Suis-je le seul à attendre ce moment pour une raison quelconque ?
…… Non, à ce moment-là, la guerre aura vraiment commencé.
Il vaudrait mieux prier pour qu'elle n'arrive pas.
« Cela conclut le cours. Tout le monde, retournez en classe. »
Après avoir fini tous mes cours, je quittai la salle de classe après la cérémonie de clôture.
Les élèves formèrent des groupes de trois ou cinq.
Mais j'étais le seul à n'appartenir à aucun groupe.
Si je devais deviner, je pensais que le fait d'être demi-démon y avait une grande influence.
Cependant,
'…… Ça ne semble pas être ça.'
Je jetai un coup d'œil aux autres demi-démons.
Il est vrai que les demi-démons n'étaient pas inclus dans les groupes des étudiants démons ordinaires, mais ils avaient formé leurs propres groupes.
Qu'est-ce que c'est que ça ?
Comme prévu, il est difficile de comprendre la psychologie des enfants en pleine puberté.
Je secouai la tête et me mis en marche, chassant les pensées parasites.
Ainsi, je quittai le bâtiment de Sytan et fixai les élèves qui avaient commencé à rentrer.
'Devrais-je y aller maintenant ?'
Dortoir.
C'était l'endroit où je vivrais désormais à Sytan, mais comme Sytan était si grand et vaste, il n'était pas facile de s'y repérer.
Alors que je regardais autour de moi çà et là à Sytan, essayant de trouver mon chemin, je durcis mon visage à l'apparition d'une femme inattendue.
'…… Elle ne semble pas me voir encore, alors je devrais me cacher.'
Combien de minutes passèrent ainsi ?
Heureusement, elle passa près de moi sans problème, et seulement alors pus-je pousser un soupir de soulagement.
« Phew… »
J'essuyai la sueur qui coulait sur mon front à cause de la tension.
Depuis l'examen d'entrée jusqu'à maintenant, mon cœur, qui battait violemment chaque fois que je la voyais, ne semblait pas vouloir s'arrêter.

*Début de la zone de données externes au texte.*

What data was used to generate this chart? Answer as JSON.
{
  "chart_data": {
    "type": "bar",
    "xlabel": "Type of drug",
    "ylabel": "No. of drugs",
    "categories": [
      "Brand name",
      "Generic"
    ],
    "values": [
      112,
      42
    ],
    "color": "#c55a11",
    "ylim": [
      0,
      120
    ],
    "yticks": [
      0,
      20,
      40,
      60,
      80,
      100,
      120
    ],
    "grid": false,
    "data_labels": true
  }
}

La femme qui m'avait croisé était la fille du Roi Démon, Diana.
'Je deviens fou.'
Avec un sentiment complexe, je me passai la main sur le visage brutalement.

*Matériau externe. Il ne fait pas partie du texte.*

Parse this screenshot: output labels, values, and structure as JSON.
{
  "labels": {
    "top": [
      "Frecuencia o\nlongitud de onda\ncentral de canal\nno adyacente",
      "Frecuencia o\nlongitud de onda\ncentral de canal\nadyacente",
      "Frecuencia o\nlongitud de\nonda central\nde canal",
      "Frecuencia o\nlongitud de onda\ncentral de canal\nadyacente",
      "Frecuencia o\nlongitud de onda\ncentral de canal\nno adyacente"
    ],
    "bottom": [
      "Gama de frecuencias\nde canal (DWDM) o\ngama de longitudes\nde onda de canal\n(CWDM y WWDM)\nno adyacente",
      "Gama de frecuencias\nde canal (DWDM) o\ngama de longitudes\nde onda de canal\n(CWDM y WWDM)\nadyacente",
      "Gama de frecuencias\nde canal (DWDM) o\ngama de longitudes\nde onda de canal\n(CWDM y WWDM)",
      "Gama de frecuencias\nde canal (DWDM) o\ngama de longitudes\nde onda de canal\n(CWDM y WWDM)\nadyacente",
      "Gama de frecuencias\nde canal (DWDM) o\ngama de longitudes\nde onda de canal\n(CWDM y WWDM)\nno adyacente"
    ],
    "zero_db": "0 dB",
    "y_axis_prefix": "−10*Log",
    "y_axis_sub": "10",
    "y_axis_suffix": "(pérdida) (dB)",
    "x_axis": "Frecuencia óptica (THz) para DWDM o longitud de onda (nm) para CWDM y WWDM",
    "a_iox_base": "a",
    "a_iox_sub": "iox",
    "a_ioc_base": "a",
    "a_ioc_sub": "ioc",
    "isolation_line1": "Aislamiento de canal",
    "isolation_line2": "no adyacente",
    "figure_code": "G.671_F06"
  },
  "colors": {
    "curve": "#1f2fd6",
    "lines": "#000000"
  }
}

Je n'arrivais pas à être à l'aise avec Diana.
Au contraire, cela aurait été plus facile si j'avais été proche de Samuel.
Il n'y avait pas le choix.
Après être tombé dans ce monde absurde, la chose la plus importante pour moi était de cacher la marque des Arsene gravée sur ma nuque.
La raison en était que la famille Arsene avait grandement contribué à la défaite du Royaume des Démons, et l'un de leurs plus grands faits d'armes était…
« Tuer le Roi Démon. »
Pour être précis, ils avaient aussi tué toutes les épouses du Roi Démon.
C'est pour cela que je ne me tiens pas devant Diana.
Je ne ressentais pas de culpabilité car ce n'était pas quelque chose que moi ou Adel avions fait directement, mais j'étais douloureusement conscient que je n'étais pas en position d'en être fier.
C'est pourquoi je m'efforce de cacher le fait que je suis de la lignée Arsene depuis que je suis venu au Royaume des Démons.
Bien sûr, c'est flippant, comme comportement.
Mais cela ne veut pas dire que je regrette d'être venu du monde humain au Royaume des Démons.
Au moins, mon visage n'est pas connu dans le Royaume des Démons, donc il suffit de cacher mon tatouage, mais dans le monde humain, il n'y avait nulle part où Adel pouvait se cacher.
… Rien que d'y penser me fatiguait, alors je poussai un soupir.